Meyers had been trying to keep his land after the Canadian government expropriated more than 200 acres to expand the Trenton military base, but he signed an agreement last November to give it up, saying he felt he was under pressure from the federal government.
What is expropriation?
Expropriation is the rule by which the government is allowed to take your land against your will for compensation, said municipal lawyer Stephen D’Agostino.
“It goes back confederation in the British Empire, back to the Magna Carta,” he said in a November interview.
“Most levels of government try to buy the land in the free market process first, but if they can’t do that, then they move in using expropriation as a legislative tool.”
D’Agostino said it’s a reasonably common practice in Canada and that all levels of government can do it.
When can an expropriation take place?
An expropriation of land would be done if the land is to be taken and used in the “public interest,” said D’Agostino. Meyers’ situation—in which the land will be turned into an expanded military base for CFB Trenton—would fit into that category.
How long do you have to leave your land?
After you’re given notice, you have 60 or 90 days (depending on your province of residence) to leave and buy replacement land, said D’Agostino.
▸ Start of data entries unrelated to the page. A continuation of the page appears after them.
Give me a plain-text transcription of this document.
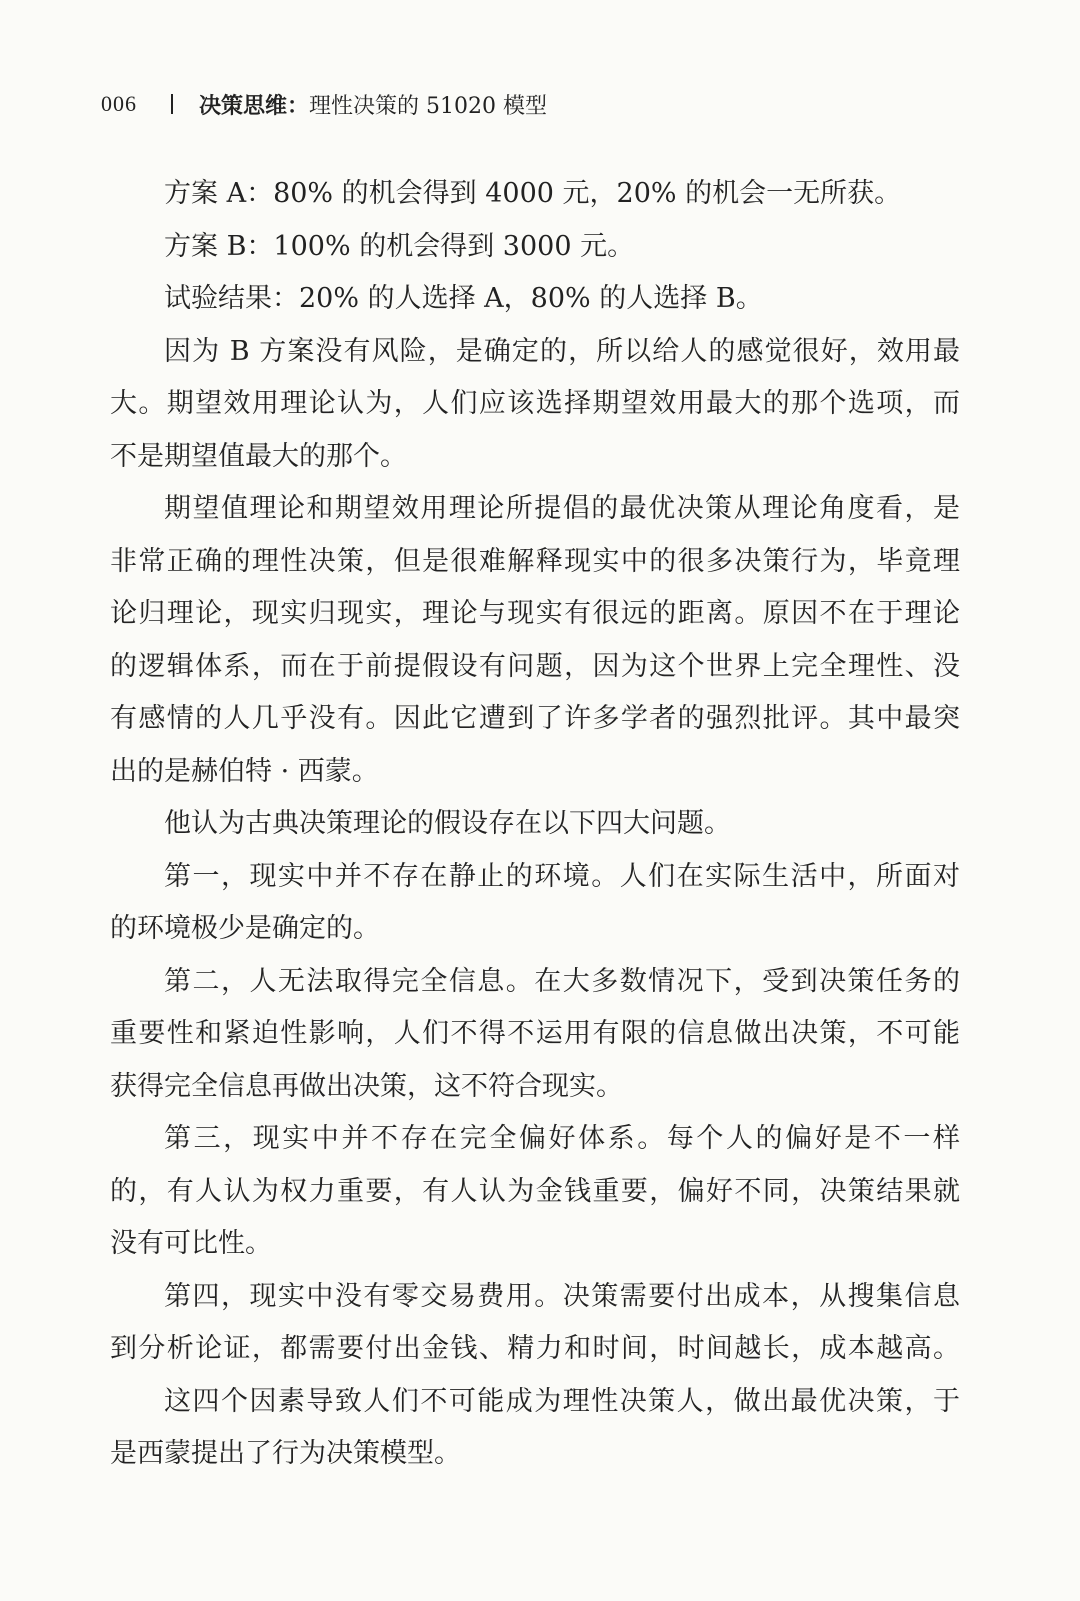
006	决策思维：理性决策的 51020 模型
方案 A：80% 的机会得到 4000 元，20% 的机会一无所获。
方案 B：100% 的机会得到 3000 元。
试验结果：20% 的人选择 A，80% 的人选择 B。
因为 B 方案没有风险，是确定的，所以给人的感觉很好，效用最
大。期望效用理论认为，人们应该选择期望效用最大的那个选项，而
不是期望值最大的那个。
期望值理论和期望效用理论所提倡的最优决策从理论角度看，是
非常正确的理性决策，但是很难解释现实中的很多决策行为，毕竟理
论归理论，现实归现实，理论与现实有很远的距离。原因不在于理论
的逻辑体系，而在于前提假设有问题，因为这个世界上完全理性、没
有感情的人几乎没有。因此它遭到了许多学者的强烈批评。其中最突
出的是赫伯特 · 西蒙。
他认为古典决策理论的假设存在以下四大问题。
第一，现实中并不存在静止的环境。人们在实际生活中，所面对
的环境极少是确定的。
第二，人无法取得完全信息。在大多数情况下，受到决策任务的
重要性和紧迫性影响，人们不得不运用有限的信息做出决策，不可能
获得完全信息再做出决策，这不符合现实。
第三，现实中并不存在完全偏好体系。每个人的偏好是不一样
的，有人认为权力重要，有人认为金钱重要，偏好不同，决策结果就
没有可比性。
第四，现实中没有零交易费用。决策需要付出成本，从搜集信息
到分析论证，都需要付出金钱、精力和时间，时间越长，成本越高。
这四个因素导致人们不可能成为理性决策人，做出最优决策，于
是西蒙提出了行为决策模型。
What will you be compensated?
The expropriation act specifies that if the owner has been forced to give up occupation of their land, the offer can be up to 15 per cent more than market value, to include “costs, expenses and losses arising out of or incidental to the owner’s or holder’s disturbance, including moving to other premises.”
Can you try to fight it?
The expropriation act requires a hearing to be held to determine whether the expropriation is proper. A report will be filed and submitted to the relevant minister, but the government has the right to ignore its results.
“So if the report said the expropriation should not happen, the minister would read the report and come to the minister’s own determination as to whether or not they would go ahead anyway,” said D’Agostino.
D’Agostino said he’s never seen an expropriating authority decide not to expropriate based on the hearing—likely because they’ve spent so much time and effort in getting the project to move forward. In his professional experience, he typically tells clients the focus should be more on moving forward than trying to stop it.
He said there’s only one other way to fight an expropriation if you felt you had a solid argument and enough time and money to contribute.
“The only way that you could deal with a matter like this (if you thought you had an argument) would be to take it to the courts to have it quashed using the court’s normal supervisory powers,” he said.
“It would be expensive, it would be slow, it would be complex.”
What if you don’t accept the offer?
Meyers refused government offers for years before finally signing the agreement, and D’Agostino noted that many clients feel that they can somehow “stop the clock” by not accepting.
“The way the offer’s set up is the government gives you the money, and then you’re entitled to fight for more. And so by accepting the money, you’re not giving away any rights at all—you’re simply funding your ability to get on with your life.”
As long as the government has made the statutory offer, they’ve fulfilled their legal obligations.